Naquele dia chuvoso, naquele… Ariadne voltou, estava fugindo de mim… ou ao menos assim parecia. Disse:
– Crátilo… Por que você sempre fala a mesma coisa?… como não se cansa?
Permanecia calado, dando de ombros como quem pergunta ‘falar o que? Eu nada disse…’.
Ela continua ‘se fosse de outro jeito talvez eu entendesse… mas dessa forma você só se prejudica e eu não sou obrigada a viver perto de quem se prejudica. É melhor você ver isso logo, Pardal, porque pode dar ruim pra você. Sabe que o Adalberto é advogado e pode ficar ruim pra você’.
Continuou ainda mais, quando ela me chamava de ‘Pardal’… sempre tentei encontrar algo de simpático nisso, mas…
Eu me lembrava do passado… de como ela poderia me ameaçar. Certamente, chegou a pensar ‘ele está nas minhas mãos’, por diversas vezes. ‘Sempre escapa, mas sempre está nas minhas mãos’. Não era por maldade, antes por sobrevivência. Era uma tática. Nós estávamos em guerra. Talvez.
Jamais serei normal, adequado, passivo diante do que estou certo ser o mal, o mal a mim, o ataque territorialista, egoísta, eternamente autorreferenciado, direcionado à desestabilização do meu equilíbrio, buscando-e-ou-sentindo fraquezas que me mostram vulnerável; não tanto um alvo fácil, entretanto uma oportunidade de bater sem ser atacado de volta, com muita força.

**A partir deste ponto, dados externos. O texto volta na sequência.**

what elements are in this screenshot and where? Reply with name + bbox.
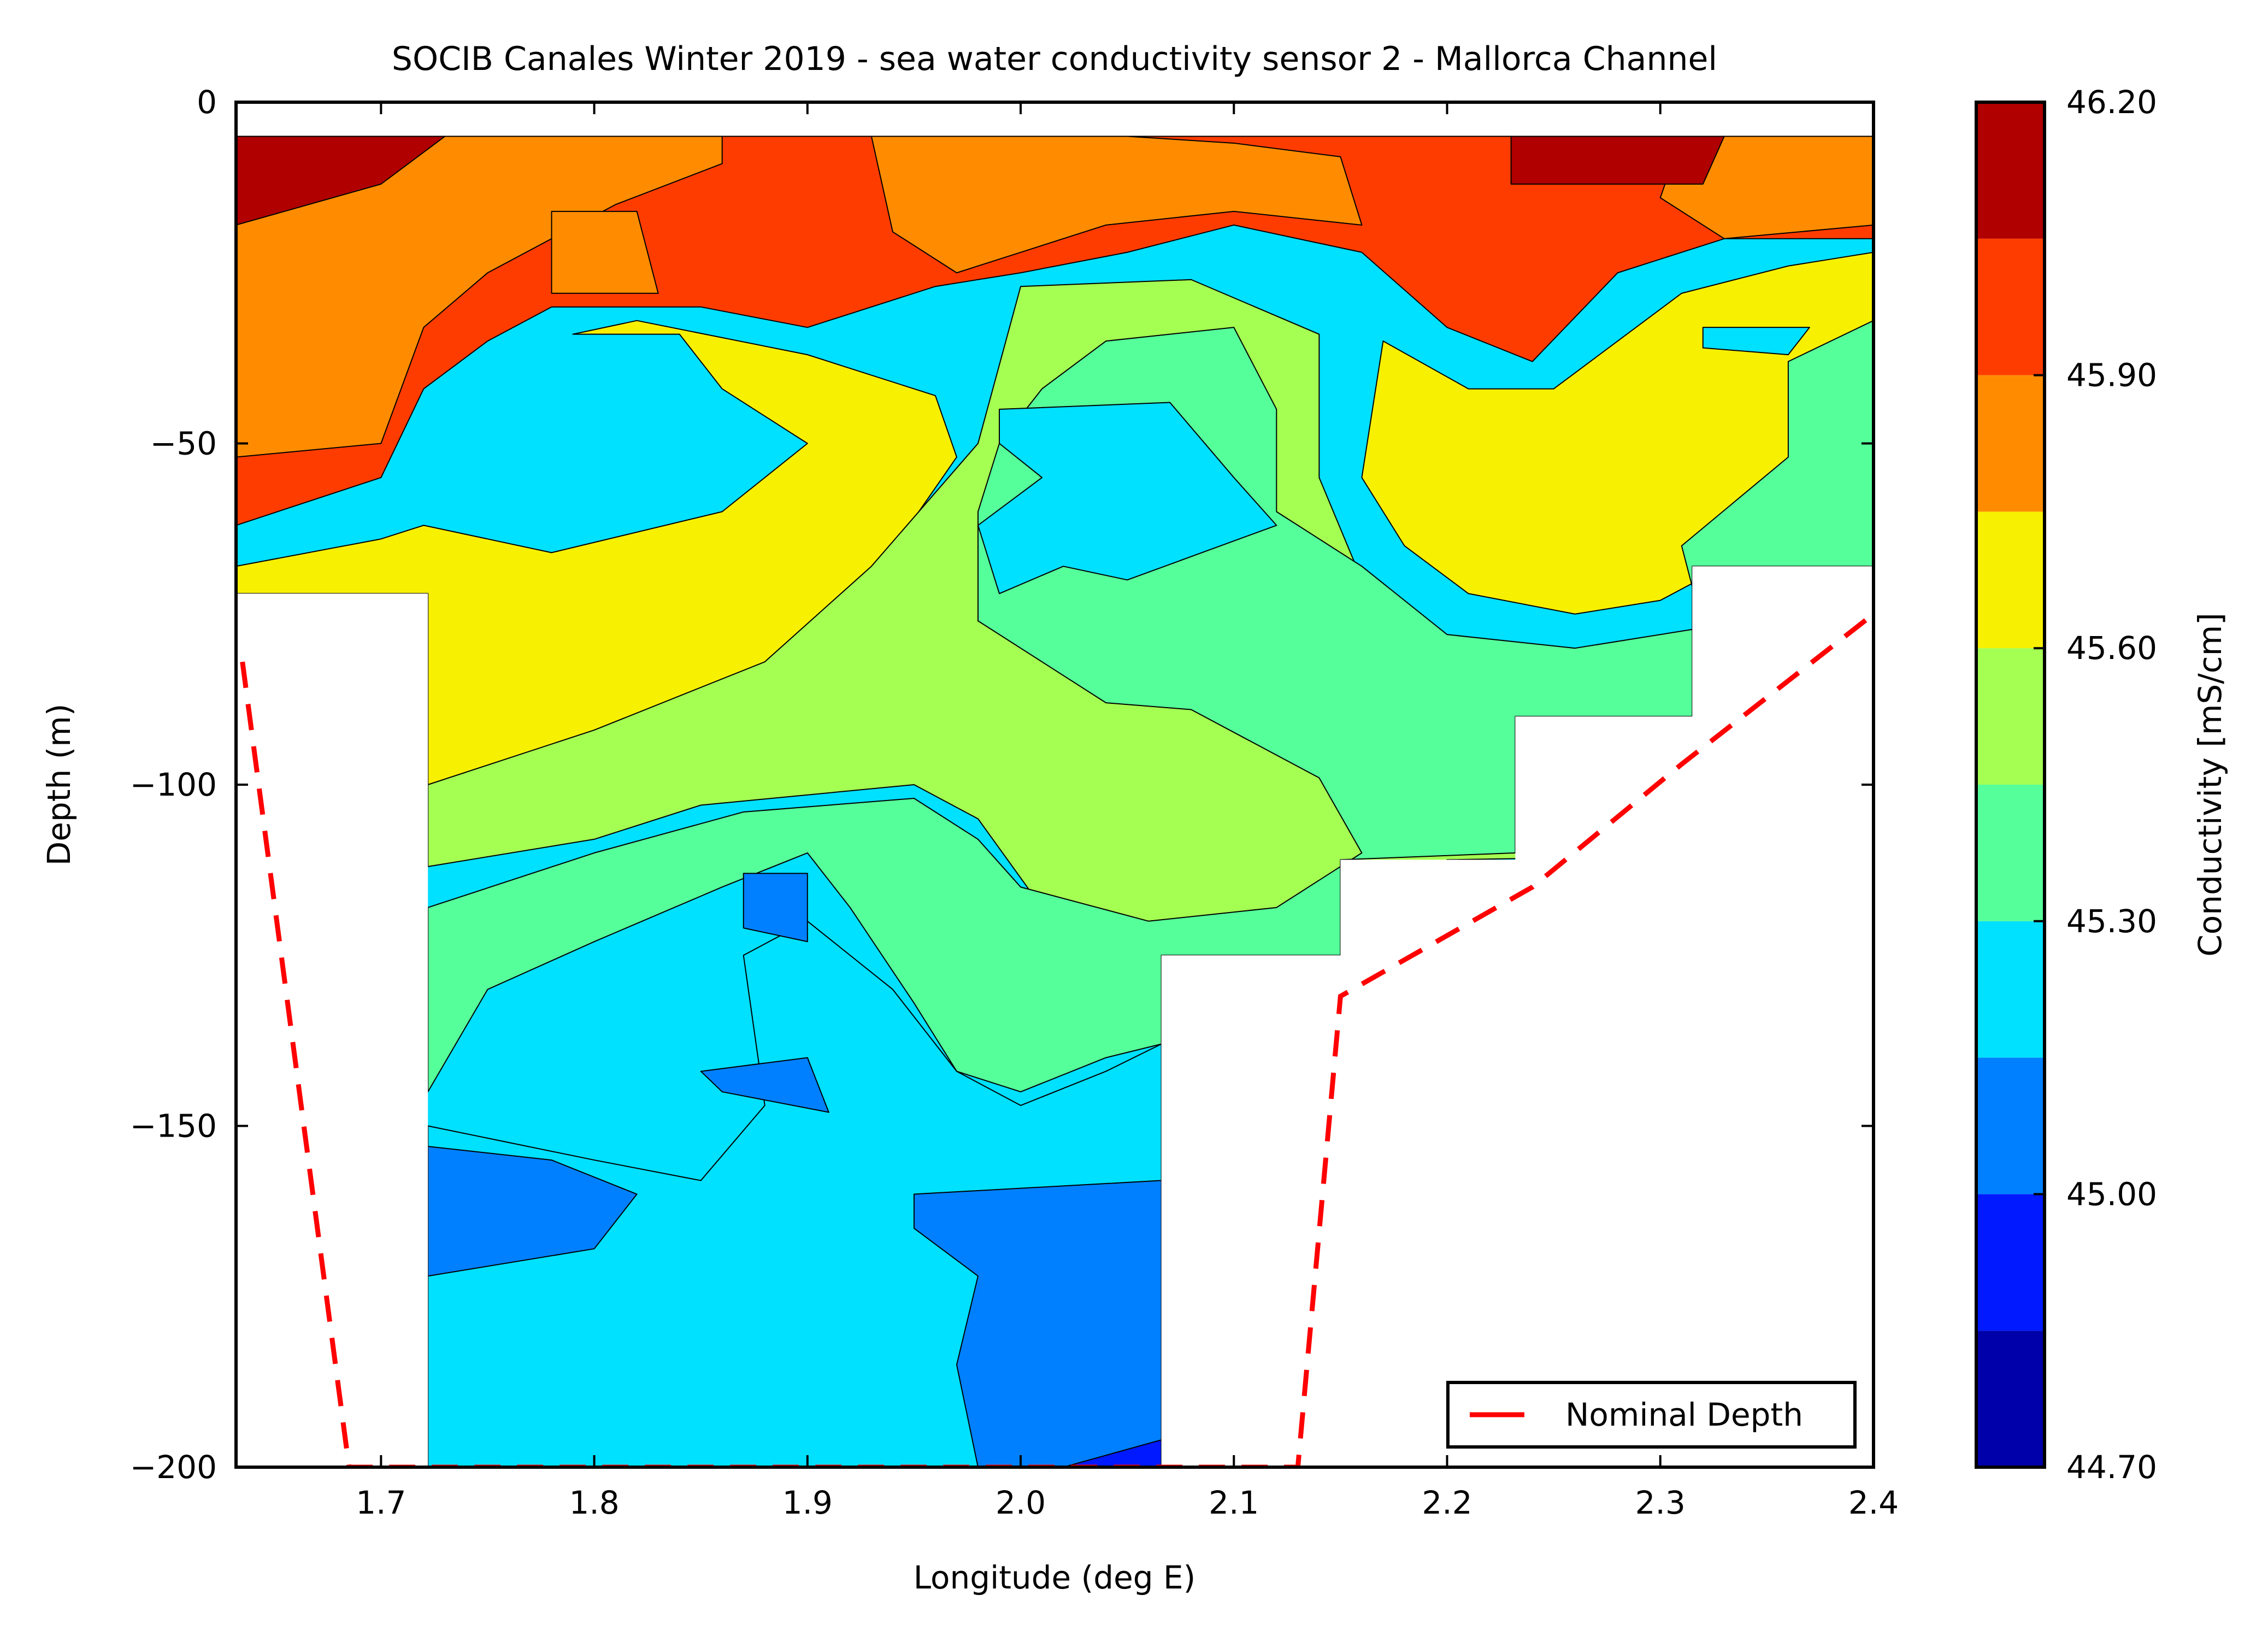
x-tick-label: 2.4 — [1848, 1484, 1899, 1521]
colorbar-tick-label: 45.00 — [2066, 1175, 2157, 1213]
contour-region-13 — [427, 320, 1874, 1093]
legend-label-nominal-depth: Nominal Depth — [1565, 1396, 1803, 1433]
nominal-depth-layer — [240, 612, 1874, 1467]
colorbar-segment — [1976, 1331, 2045, 1467]
y-tick-label: −50 — [150, 425, 217, 462]
contour-region-20 — [700, 1057, 829, 1113]
colorbar-tick-label: 45.90 — [2066, 357, 2157, 394]
y-axis-label: Depth (m) — [40, 704, 78, 866]
x-axis-ticks: 1.7 1.8 1.9 2.0 2.1 2.2 2.3 2.4 — [356, 102, 1899, 1521]
y-tick-label: −200 — [130, 1449, 217, 1486]
contour-region-14 — [977, 402, 1277, 595]
x-tick-label: 2.3 — [1635, 1484, 1686, 1521]
contour-region-6 — [1510, 136, 1725, 185]
y-tick-label: −150 — [130, 1108, 217, 1145]
colorbar-frame — [1975, 101, 2046, 1469]
colorbar-tick-label: 45.30 — [2066, 903, 2157, 940]
colorbar-segment — [1976, 511, 2045, 649]
contour-region-0 — [236, 136, 1874, 526]
colorbar-segment — [1976, 375, 2045, 512]
x-tick-label: 2.0 — [995, 1484, 1046, 1521]
colorbar-tick-label: 45.60 — [2066, 629, 2157, 667]
x-tick-label: 1.7 — [356, 1484, 406, 1521]
contour-region-5 — [236, 136, 446, 226]
x-tick-label: 1.8 — [569, 1484, 619, 1521]
contour-region-15 — [1702, 327, 1810, 356]
colorbar-segment — [1976, 1057, 2045, 1194]
colorbar: 44.70 45.00 45.30 45.60 45.90 46.20 — [1975, 84, 2157, 1486]
contour-region-3 — [1659, 136, 1874, 239]
colorbar-segment — [1976, 238, 2045, 375]
y-axis-ticks: 0 −50 −100 −150 −200 — [130, 84, 1874, 1486]
contour-region-4 — [551, 210, 659, 294]
bathymetry-mask — [236, 566, 1874, 1467]
colorbar-segment — [1976, 102, 2045, 239]
colorbar-segment — [1976, 1194, 2045, 1331]
x-tick-label: 1.9 — [782, 1484, 833, 1521]
plot-area — [236, 136, 1874, 1467]
legend: Nominal Depth — [1446, 1381, 1857, 1449]
nominal-depth-line — [240, 612, 1874, 1467]
y-tick-label: −100 — [130, 766, 217, 803]
colorbar-segment — [1976, 648, 2045, 785]
contour-region-19 — [743, 873, 808, 943]
y-tick-label: 0 — [197, 84, 217, 121]
colorbar-segment — [1976, 921, 2045, 1058]
colorbar-segment — [1976, 785, 2045, 921]
x-tick-label: 2.2 — [1422, 1484, 1472, 1521]
colorbar-tick-label: 44.70 — [2066, 1449, 2157, 1486]
x-axis-label: Longitude (deg E) — [914, 1559, 1196, 1596]
colorbar-tick-label: 46.20 — [2066, 84, 2157, 121]
chart-title: SOCIB Canales Winter 2019 - sea water co… — [392, 40, 1717, 78]
x-tick-label: 2.1 — [1209, 1484, 1259, 1521]
colorbar-label: Conductivity [mS/cm] — [2192, 613, 2229, 957]
contour-region-1 — [236, 136, 723, 458]
contour-region-2 — [870, 136, 1363, 274]
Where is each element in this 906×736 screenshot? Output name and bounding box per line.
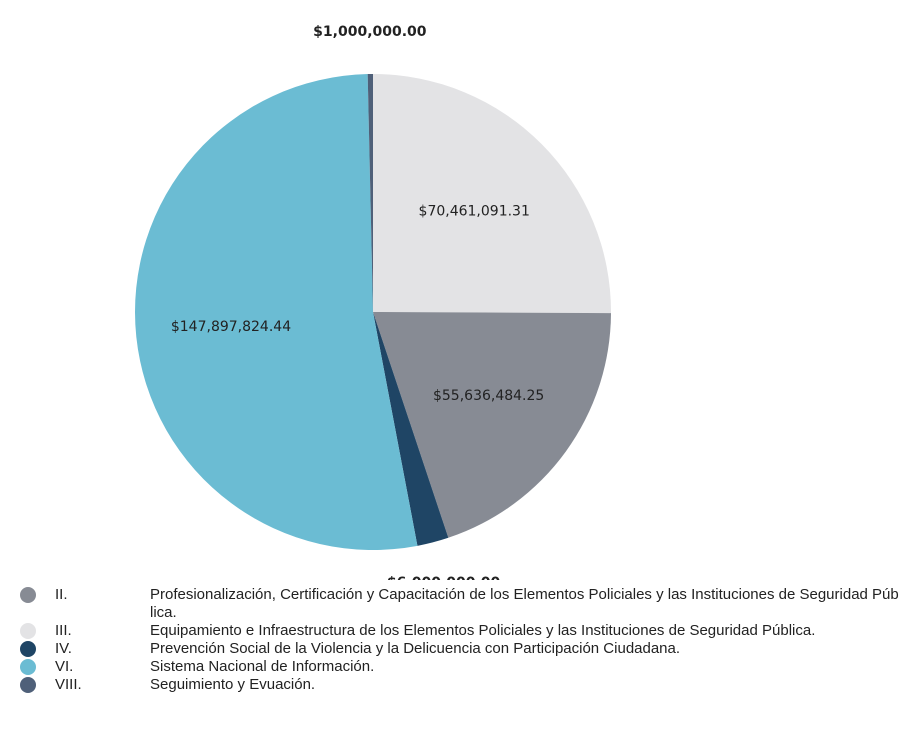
legend-swatch — [20, 587, 36, 603]
legend-number: VIII. — [55, 676, 82, 693]
legend-item: IV. Prevención Social de la Violencia y l… — [0, 640, 906, 658]
slice-label: $1,000,000.00 — [313, 24, 427, 40]
legend-number: II. — [55, 586, 68, 603]
pie-slice — [135, 74, 418, 550]
pie-slice — [367, 74, 373, 312]
legend-item: VIII. Seguimiento y Evuación. — [0, 676, 906, 694]
chart: $70,461,091.31 $55,636,484.25 $6,000,000.0… — [135, 24, 611, 580]
legend-label: Equipamiento e Infraestructura de los El… — [150, 622, 816, 639]
legend-label: Sistema Nacional de Información. — [150, 658, 375, 675]
legend-label: Profesionalización, Certificación y Capa… — [150, 586, 899, 621]
legend-label: Seguimiento y Evuación. — [150, 676, 316, 693]
legend-number: III. — [55, 622, 72, 639]
slice-label: $55,636,484.25 — [433, 388, 544, 404]
legend-number: VI. — [55, 658, 74, 675]
pie-slice — [373, 74, 611, 314]
legend-swatch — [20, 677, 36, 693]
slice-label: $70,461,091.31 — [419, 203, 530, 219]
legend-item: VI. Sistema Nacional de Información. — [0, 658, 906, 676]
slice-label: $6,000,000.00 — [387, 575, 501, 580]
legend-swatch — [20, 659, 36, 675]
legend-swatch — [20, 641, 36, 657]
legend-number: IV. — [55, 640, 72, 657]
slice-label: $147,897,824.44 — [171, 319, 291, 335]
legend-label: Prevención Social de la Violencia y la D… — [150, 640, 681, 657]
pie-slice — [373, 312, 449, 546]
legend-swatch — [20, 623, 36, 639]
legend: II. Profesionalización, Certificación y C… — [0, 586, 906, 694]
legend-item: II. Profesionalización, Certificación y C… — [0, 586, 906, 622]
pie-slice — [373, 312, 611, 538]
legend-item: III. Equipamiento e Infraestructura de lo… — [0, 622, 906, 640]
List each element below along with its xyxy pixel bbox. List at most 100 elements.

Acontece que sempre perdoava, ainda inconsciente de que há certos perdões que não são passíveis de existir, cuja autoria só poderia ser de algum Deus, da Natureza ou de qualquer outra instância que o valha… mas, não de um ser humano. Há coisas que nenhum ser humano poderia, de verdade, perdoar. É como se perdoar uma específica sorte de coisas, para além de um ato nobre de virtude honorável, fosse além da própria humanidade de cada um.
Não havia mais tempo pra nada. Tudo existia demais. E toda essa coisa pedia atenção. O silêncio não era uma escolha, porque responder e viver eram como que o único direito que se tinha, além da morte.
Hoje, mesmo sem saber dela, onde quer que ela esteja, ainda não sei dizer se a perdoei ou não. O que há numa palavra sempre remeterá para além dela… tão além quanto o espírito que a pensa assim desejar. Palavras são como jaulas para os significados que surgem de nossas sensibilidades… aparentemente, jaulas… essencialmente formas, imagens e sons que nada, além de si mesmos, limitam.